As happened with Bond and "Casino Royale," the Abrams team decided it would be best to go back to the beginning - earlier, in fact, than the first TV show did in 1966 - to show the origins of James Kirk and Spock and the launch of the U.S.S. Enterprise. Stir in a well-chosen cast of relative unknowns, a strong new villain, vastly updated special effects and a dynamic style that makes "Star Trek: The Motion Picture" look 60 years old rather than just 30, and you've planted the seed to create a whole new generation of Trekkies.


A wham-bang 12-minute action prologue both clears the palette of residual series expectations and sets the table for the kind of excitement that's amply in store. Script brims with backstory and future-story, but never loses track of the present, in which young James Tiberius Kirk (Chris Pine), a wild Iowa boy whose father sacrificed himself at the helm of a spaceship at the very moment the child was being born, is convinced by Captain Pike (Bruce Greenwood) to attend the Starfleet Academy with an eye to joining the crew of the Enterprise.
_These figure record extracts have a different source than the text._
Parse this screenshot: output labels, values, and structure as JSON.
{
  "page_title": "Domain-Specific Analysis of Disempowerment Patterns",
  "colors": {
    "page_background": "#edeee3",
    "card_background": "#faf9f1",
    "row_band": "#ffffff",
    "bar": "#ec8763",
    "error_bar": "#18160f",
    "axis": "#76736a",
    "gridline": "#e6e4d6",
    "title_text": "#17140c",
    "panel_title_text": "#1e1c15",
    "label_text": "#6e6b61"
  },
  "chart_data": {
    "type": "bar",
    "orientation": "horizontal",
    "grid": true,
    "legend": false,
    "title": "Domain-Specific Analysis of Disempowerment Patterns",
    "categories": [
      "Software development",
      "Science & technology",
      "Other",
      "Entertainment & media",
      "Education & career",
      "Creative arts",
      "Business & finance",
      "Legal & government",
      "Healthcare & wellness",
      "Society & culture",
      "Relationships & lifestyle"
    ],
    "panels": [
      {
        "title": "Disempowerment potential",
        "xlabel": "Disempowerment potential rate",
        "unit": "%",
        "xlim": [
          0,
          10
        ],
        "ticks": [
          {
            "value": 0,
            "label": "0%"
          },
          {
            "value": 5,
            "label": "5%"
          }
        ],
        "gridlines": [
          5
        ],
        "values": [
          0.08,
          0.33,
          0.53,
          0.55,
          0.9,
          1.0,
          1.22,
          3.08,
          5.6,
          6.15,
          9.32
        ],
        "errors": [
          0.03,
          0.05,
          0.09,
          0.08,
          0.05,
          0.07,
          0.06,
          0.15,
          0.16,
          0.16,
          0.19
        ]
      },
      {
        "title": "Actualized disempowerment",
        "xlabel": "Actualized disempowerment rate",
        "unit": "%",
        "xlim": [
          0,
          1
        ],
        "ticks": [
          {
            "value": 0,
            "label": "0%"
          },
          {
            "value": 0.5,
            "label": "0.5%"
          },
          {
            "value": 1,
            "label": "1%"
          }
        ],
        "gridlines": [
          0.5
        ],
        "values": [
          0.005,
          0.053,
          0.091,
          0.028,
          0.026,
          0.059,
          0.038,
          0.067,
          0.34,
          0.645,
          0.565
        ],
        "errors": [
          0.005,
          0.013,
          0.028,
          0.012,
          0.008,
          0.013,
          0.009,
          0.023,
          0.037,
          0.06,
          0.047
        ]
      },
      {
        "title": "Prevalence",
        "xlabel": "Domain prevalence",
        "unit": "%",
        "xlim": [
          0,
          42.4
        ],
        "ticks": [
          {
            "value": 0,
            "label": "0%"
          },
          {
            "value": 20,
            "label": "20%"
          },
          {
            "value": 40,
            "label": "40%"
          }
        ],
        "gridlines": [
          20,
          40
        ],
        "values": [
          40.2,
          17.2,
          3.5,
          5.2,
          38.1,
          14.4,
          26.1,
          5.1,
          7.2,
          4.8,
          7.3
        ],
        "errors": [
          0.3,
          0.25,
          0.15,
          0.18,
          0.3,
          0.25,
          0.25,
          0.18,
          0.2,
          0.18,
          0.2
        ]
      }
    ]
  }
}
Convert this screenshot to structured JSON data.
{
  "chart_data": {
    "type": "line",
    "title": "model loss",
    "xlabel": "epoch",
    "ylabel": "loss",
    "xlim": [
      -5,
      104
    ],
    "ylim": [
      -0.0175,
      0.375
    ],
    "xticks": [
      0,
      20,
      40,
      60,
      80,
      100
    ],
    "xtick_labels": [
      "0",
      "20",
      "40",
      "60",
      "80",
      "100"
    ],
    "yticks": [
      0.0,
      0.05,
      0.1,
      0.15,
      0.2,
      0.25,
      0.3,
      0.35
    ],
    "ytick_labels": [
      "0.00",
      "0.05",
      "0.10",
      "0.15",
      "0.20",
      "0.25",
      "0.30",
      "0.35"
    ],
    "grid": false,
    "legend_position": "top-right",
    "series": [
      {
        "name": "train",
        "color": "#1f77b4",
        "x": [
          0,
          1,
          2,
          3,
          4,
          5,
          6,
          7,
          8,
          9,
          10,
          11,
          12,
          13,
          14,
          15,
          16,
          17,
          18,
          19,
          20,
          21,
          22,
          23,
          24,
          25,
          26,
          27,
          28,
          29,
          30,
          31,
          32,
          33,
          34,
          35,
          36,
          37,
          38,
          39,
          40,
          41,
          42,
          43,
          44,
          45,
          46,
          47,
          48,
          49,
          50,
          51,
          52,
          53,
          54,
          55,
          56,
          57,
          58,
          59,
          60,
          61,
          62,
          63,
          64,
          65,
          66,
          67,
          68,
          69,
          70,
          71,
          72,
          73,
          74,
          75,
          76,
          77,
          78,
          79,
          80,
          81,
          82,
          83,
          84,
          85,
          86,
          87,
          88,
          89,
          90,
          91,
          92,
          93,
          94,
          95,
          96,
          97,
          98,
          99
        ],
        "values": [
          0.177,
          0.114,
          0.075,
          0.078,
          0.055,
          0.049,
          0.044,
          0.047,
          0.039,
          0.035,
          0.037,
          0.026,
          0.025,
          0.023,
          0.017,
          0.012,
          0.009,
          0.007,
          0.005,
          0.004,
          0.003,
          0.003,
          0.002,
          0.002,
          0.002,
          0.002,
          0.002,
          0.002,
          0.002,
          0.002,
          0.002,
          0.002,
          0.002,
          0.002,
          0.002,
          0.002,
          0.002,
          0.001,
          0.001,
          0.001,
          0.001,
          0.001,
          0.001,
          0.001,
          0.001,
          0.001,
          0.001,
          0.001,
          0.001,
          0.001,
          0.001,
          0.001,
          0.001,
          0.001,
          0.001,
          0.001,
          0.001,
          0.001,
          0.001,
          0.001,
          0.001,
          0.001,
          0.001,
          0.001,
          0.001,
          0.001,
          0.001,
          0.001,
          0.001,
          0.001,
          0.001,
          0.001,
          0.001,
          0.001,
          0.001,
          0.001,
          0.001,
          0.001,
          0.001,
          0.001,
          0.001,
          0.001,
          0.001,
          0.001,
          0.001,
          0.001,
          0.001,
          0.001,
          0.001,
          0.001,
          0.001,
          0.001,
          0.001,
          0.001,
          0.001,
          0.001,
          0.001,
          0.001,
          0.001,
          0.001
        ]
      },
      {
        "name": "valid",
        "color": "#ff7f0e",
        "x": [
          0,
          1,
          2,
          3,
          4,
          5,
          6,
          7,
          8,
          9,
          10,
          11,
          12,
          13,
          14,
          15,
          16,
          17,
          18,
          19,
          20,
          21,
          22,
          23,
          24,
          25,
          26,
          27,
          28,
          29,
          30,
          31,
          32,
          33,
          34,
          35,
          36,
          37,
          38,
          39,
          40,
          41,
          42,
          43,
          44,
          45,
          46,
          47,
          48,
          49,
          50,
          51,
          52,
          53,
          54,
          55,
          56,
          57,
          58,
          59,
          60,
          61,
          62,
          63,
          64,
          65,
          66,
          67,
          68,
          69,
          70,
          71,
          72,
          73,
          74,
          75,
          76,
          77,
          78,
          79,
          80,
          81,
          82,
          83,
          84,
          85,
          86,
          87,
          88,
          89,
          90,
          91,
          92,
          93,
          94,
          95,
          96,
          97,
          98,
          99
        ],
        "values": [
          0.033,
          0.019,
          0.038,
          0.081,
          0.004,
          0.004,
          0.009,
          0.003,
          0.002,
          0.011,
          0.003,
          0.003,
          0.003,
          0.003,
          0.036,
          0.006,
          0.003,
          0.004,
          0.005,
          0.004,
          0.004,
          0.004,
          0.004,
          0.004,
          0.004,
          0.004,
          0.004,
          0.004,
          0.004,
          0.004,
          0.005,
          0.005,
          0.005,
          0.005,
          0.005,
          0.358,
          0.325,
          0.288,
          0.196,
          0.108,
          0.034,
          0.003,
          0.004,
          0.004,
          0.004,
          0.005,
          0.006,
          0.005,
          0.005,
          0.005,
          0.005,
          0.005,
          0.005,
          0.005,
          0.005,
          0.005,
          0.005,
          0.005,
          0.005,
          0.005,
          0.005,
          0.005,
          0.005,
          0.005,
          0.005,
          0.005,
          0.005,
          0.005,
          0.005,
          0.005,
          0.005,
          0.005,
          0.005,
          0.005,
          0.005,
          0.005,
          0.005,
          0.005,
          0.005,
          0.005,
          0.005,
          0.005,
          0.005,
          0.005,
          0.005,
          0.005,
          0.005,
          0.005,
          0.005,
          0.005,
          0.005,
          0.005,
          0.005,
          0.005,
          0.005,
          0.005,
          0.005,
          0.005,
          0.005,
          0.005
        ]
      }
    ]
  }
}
Headed for the same destination but on a different track is Spock (Zachary Quinto), whose troubled background as a half-human, half-Vulcan is deftly sketched in, as he's bullied by other students and struggles to suppress his emotional side to achieve the Vulcan ideal of pure logic. If the script has an overriding concern, it's to map out how, after a shaky beginning, these two very opposite figures become mutually trusted colleagues, a key not only to this film but the entire series, past and future.